In [1]:
#The spaCy library is one of the most popular NLP libraries along with NLTK. 
#NLTK contains a wide variety of algorithms to solve one problem 
#whereas spaCy contains only one, but the best algorithm to solve a problem.
import spacy
import en_core_web_sm
sp= en_core_web_sm.load()

ModuleNotFoundError: No module named 'spacy'

In [5]:
sentence = sp(u'Manchester United is looking to sign a forward for $90 million')
for word in sentence:
    print(word.text)

Manchester
United
is
looking
to
sign
a
forward
for
$
90
million


In [6]:
#We can see the parts of speech of each of these tokens using the .pos_ attribute shown below:
for word in sentence:
    print(word.text,  word.pos_)

Manchester PROPN
United PROPN
is AUX
looking VERB
to PART
sign VERB
a DET
forward NOUN
for ADP
$ SYM
90 NUM
million NUM


In [7]:
#you can also print sentences from a document
document = sp(u'Hello from Stackabuse. The site with the best Python Tutorials.
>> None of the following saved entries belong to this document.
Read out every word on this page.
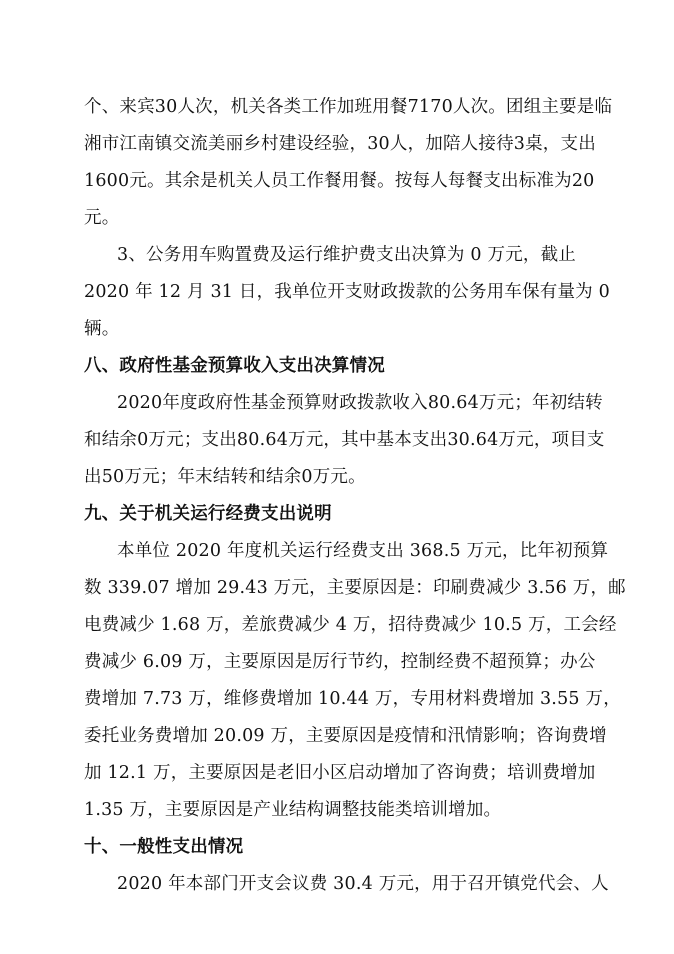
个、来宾30人次，机关各类工作加班用餐7170人次。团组主要是临
湘市江南镇交流美丽乡村建设经验，30人，加陪人接待3桌，支出
1600元。其余是机关人员工作餐用餐。按每人每餐支出标准为20
元。
3、公务用车购置费及运行维护费支出决算为 0 万元，截止
2020 年 12 月 31 日，我单位开支财政拨款的公务用车保有量为 0
辆。
八、政府性基金预算收入支出决算情况
2020年度政府性基金预算财政拨款收入80.64万元；年初结转
和结余0万元；支出80.64万元，其中基本支出30.64万元，项目支
出50万元；年末结转和结余0万元。
九、关于机关运行经费支出说明
本单位 2020 年度机关运行经费支出 368.5 万元，比年初预算
数 339.07 增加 29.43 万元，主要原因是：印刷费减少 3.56 万，邮
电费减少 1.68 万，差旅费减少 4 万，招待费减少 10.5 万，工会经
费减少 6.09 万，主要原因是厉行节约，控制经费不超预算；办公
费增加 7.73 万，维修费增加 10.44 万，专用材料费增加 3.55 万，
委托业务费增加 20.09 万，主要原因是疫情和汛情影响；咨询费增
加 12.1 万，主要原因是老旧小区启动增加了咨询费；培训费增加
1.35 万，主要原因是产业结构调整技能类培训增加。
十、一般性支出情况
2020 年本部门开支会议费 30.4 万元，用于召开镇党代会、人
What are you looking for?')
for sentence in document.sents:
    print(sentence)

Hello from Stackabuse.
The site with the best Python Tutorials.
What are you looking for?


In [8]:
#spaCy tokenization
sentence3 = sp(u'"They\'re leaving U.K. for U.S.A."')
print(sentence3)
for word in sentence3:
    print(word.text)

"They're leaving U.K. for U.S.A."
"
They
're
leaving
U.K.
for
U.S.A.
"


In [9]:
sentence4 = sp(u"Hello, I am non-vegetarian, email me the menu at abc-xyz@gmai.com")
print(sentence4)
for word in sentence4:
    print(word.text)

Hello, I am non-vegetarian, email me the menu at abc-xyz@gmai.com
Hello
,
I
am
non
-
vegetarian
,
email
me
the
menu
at
abc-xyz@gmai.com


In [10]:
#It is evident from the output that spaCy was actually able to detect the email 
#and it did not tokenize it despite having a "-". 
#On the other hand, the word "non-vegetarian" was tokenized.

In [11]:
#nouns can also be detected. To do so, the noun_chunks attribute is used
sentence5 = sp(u'Latest Rumours: Manchester United is looking to sign Harry Kane for $90 million')  
for noun in sentence5.noun_chunks:
    print(noun.text)

Manchester United
Harry Kane


In [12]:
#Stemming refers to reducing a word to its root form
#There are two types of stemmers in NLTK: Porter Stemmer and Snowball stemmers
import nltk
from nltk.stem.porter import *
stemmer = PorterStemmer()
tokens = ['compute', 'computer', 'computed', 'computing']
for token in tokens:
    print(token + ' --> ' + stemmer.stem(token))

compute --> comput
computer --> comput
computed --> comput
computing --> comput


In [13]:
from nltk.stem.snowball import SnowballStemmer
stemmer = SnowballStemmer(language='english')
tokens = ['compute', 'computer', 'computed', 'computing']
for token in tokens:
    print(token + ' --> ' + stemmer.stem(token))

compute --> comput
computer --> comput
computed --> comput
computing --> comput


In [14]:
#You can see that all the 4 words have been reduced to "comput" which actually isn't a word at all.
#This is where lemmatization comes handy.
#Lemmatization reduces the word to its stem as it appears in the dictionary. 

In [15]:
sentence6 = sp(u'compute computer computed computing')
for word in sentence6:
    print(word.text,  word.lemma_)

compute compute
computer computer
computed compute
computing computing


In [16]:
#Lemmatization converts words in the second or third forms to their first form variants
sentence7 = sp(u'A letter has been written, asking him to be released')
for word in sentence7:
    print(word.text + '  ===>', word.lemma_)

A  ===> a
letter  ===> letter
has  ===> have
been  ===> be
written  ===> write
,  ===> ,
asking  ===> ask
him  ===> -PRON-
to  ===> to
be  ===> be
released  ===> release


In [17]:
sentence6 = sp(u'did done do')
for word in sentence6:
    print(word.text,  word.lemma_)

did do
done do
do do